St George’s a little further along on the right, is a beautiful old church open for a browse, and often used as a venue for gigs. At this point, you reach Kemptown Village, named so for its community feel, and cluster of independent shops and cafes – like Portland for great coffee and imaginative toasties, Butler’s Wine Cellar with its selection of local wines, Pizza Face for take-outs (recommend the goat’s cheese and caramelised onion), the Open Bakery for flaky, buttery croissants and other treats, the smart local Kemptown Bookshop, noting The Well, a laid-back taproom and shop specialising in natural wine and craft beer.
Follow St George’s Road as it bears left into Bristol Street and turns into Upper St James’s Street and you’ll eventually come to one of my favourite city emporiums, the Brighton Flea Market. It’s an alternative, quieter option to the well-known Snooper’s Paradise in the North Laine which is epic but gets packed, especially at the weekend. It’s conveniently located close to one of my favourite Brighton pubs, the brightly coloured Hand in Hand with its curio-filled bar room the setting for Sunday jazz sessions.
Yet more nice independent shops and cafes here like Moderne, the Curry Leaf Café for great Indian street food and the Metro Deco café for afternoon tea, before reaching the cool Black Dove pub on the corner which has an underground drinking den and does great cocktails.

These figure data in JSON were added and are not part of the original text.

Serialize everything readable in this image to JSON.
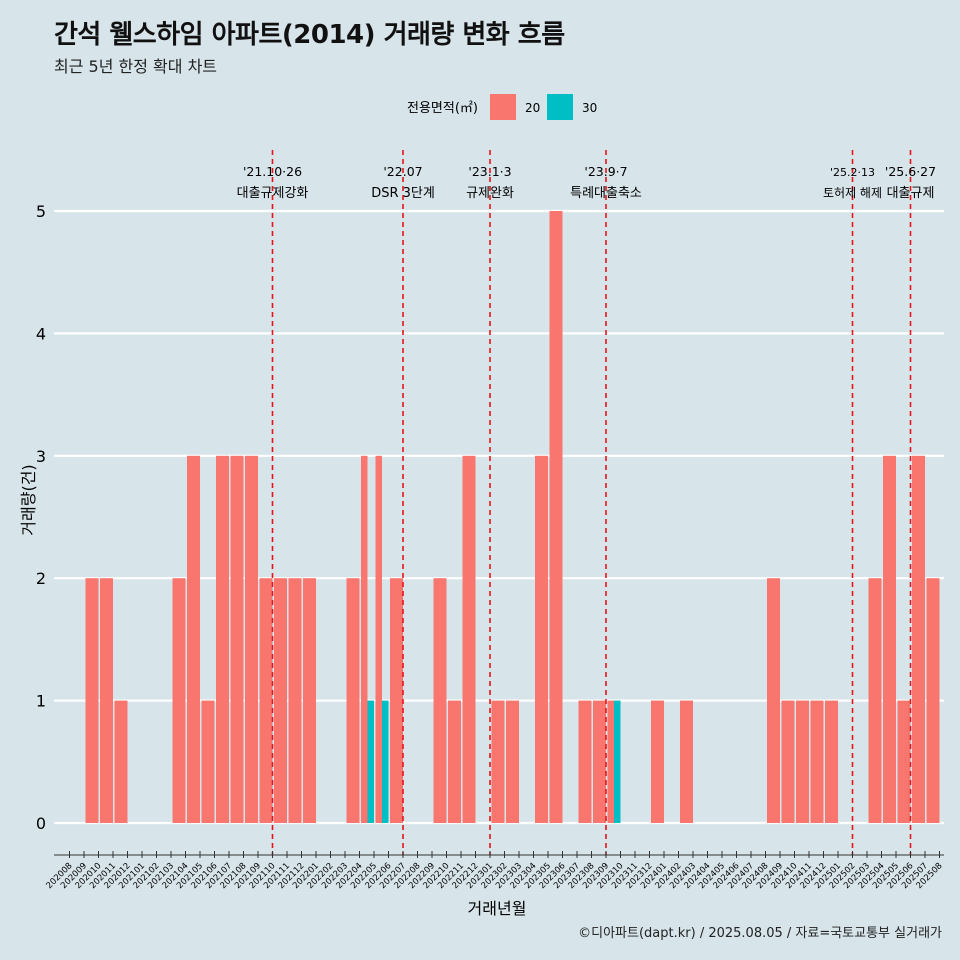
{
  "title": "간석 웰스하임 아파트(2014) 거래량 변화 흐름",
  "subtitle": "최근 5년 한정 확대 차트",
  "credit": "©디아파트(dapt.kr) / 2025.08.05 / 자료=국토교통부 실거래가",
  "colors": {
    "background": "#d7e4ea",
    "series_20": "#f8766d",
    "series_30": "#00bfc4",
    "grid": "#ffffff",
    "event_line": "#e8141b"
  },
  "chart_data": {
    "type": "bar",
    "stacked": true,
    "xlabel": "거래년월",
    "ylabel": "거래량(건)",
    "ylim": [
      0,
      5
    ],
    "y_ticks": [
      0,
      1,
      2,
      3,
      4,
      5
    ],
    "grid": true,
    "legend": {
      "title": "전용면적(㎡)",
      "position": "top",
      "entries": [
        "20",
        "30"
      ]
    },
    "categories": [
      "202008",
      "202009",
      "202010",
      "202011",
      "202012",
      "202101",
      "202102",
      "202103",
      "202104",
      "202105",
      "202106",
      "202107",
      "202108",
      "202109",
      "202110",
      "202111",
      "202112",
      "202201",
      "202202",
      "202203",
      "202204",
      "202205",
      "202206",
      "202207",
      "202208",
      "202209",
      "202210",
      "202211",
      "202212",
      "202301",
      "202302",
      "202303",
      "202304",
      "202305",
      "202306",
      "202307",
      "202308",
      "202309",
      "202310",
      "202311",
      "202312",
      "202401",
      "202402",
      "202403",
      "202404",
      "202405",
      "202406",
      "202407",
      "202408",
      "202409",
      "202410",
      "202411",
      "202412",
      "202501",
      "202502",
      "202503",
      "202504",
      "202505",
      "202506",
      "202507",
      "202508"
    ],
    "series": [
      {
        "name": "20",
        "values": [
          0,
          2,
          2,
          1,
          0,
          0,
          0,
          2,
          3,
          1,
          3,
          3,
          3,
          2,
          2,
          2,
          2,
          0,
          0,
          2,
          3,
          3,
          2,
          0,
          0,
          2,
          1,
          3,
          0,
          1,
          1,
          0,
          3,
          5,
          0,
          1,
          1,
          1,
          0,
          0,
          1,
          0,
          1,
          0,
          0,
          0,
          0,
          0,
          2,
          1,
          1,
          1,
          1,
          0,
          0,
          2,
          3,
          1,
          3,
          2,
          0
        ]
      },
      {
        "name": "30",
        "values": [
          0,
          0,
          0,
          0,
          0,
          0,
          0,
          0,
          0,
          0,
          0,
          0,
          0,
          0,
          0,
          0,
          0,
          0,
          0,
          0,
          1,
          1,
          0,
          0,
          0,
          0,
          0,
          0,
          0,
          0,
          0,
          0,
          0,
          0,
          0,
          0,
          0,
          1,
          0,
          0,
          0,
          0,
          0,
          0,
          0,
          0,
          0,
          0,
          0,
          0,
          0,
          0,
          0,
          0,
          0,
          0,
          0,
          0,
          0,
          0,
          0
        ]
      }
    ],
    "events": [
      {
        "date": "202110",
        "label": "'21.10·26",
        "sublabel": "대출규제강화"
      },
      {
        "date": "202207",
        "label": "'22.07",
        "sublabel": "DSR 3단계"
      },
      {
        "date": "202301",
        "label": "'23.1·3",
        "sublabel": "규제완화"
      },
      {
        "date": "202309",
        "label": "'23.9·7",
        "sublabel": "특례대출축소"
      },
      {
        "date": "202502",
        "label": "'25.2·13",
        "sublabel": "토허제 해제"
      },
      {
        "date": "202506",
        "label": "'25.6·27",
        "sublabel": "대출규제"
      }
    ]
  }
}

Eventually you reach St James’s Street, an area of eclectic cafes, bars, shops and interesting side streets to the seafront to explore. Traveller tip: note Charles Street with its black-fronted flint houses that look plucked from Georgian London (pictured above). From here, zig-zag your way up and down until you reach Brighton’s smallest tearoom on Marine Place. With its small, quiet dining room, it’s the perfect place to regroup over a cup of tea and plan your next adventure around this crazy seaside city.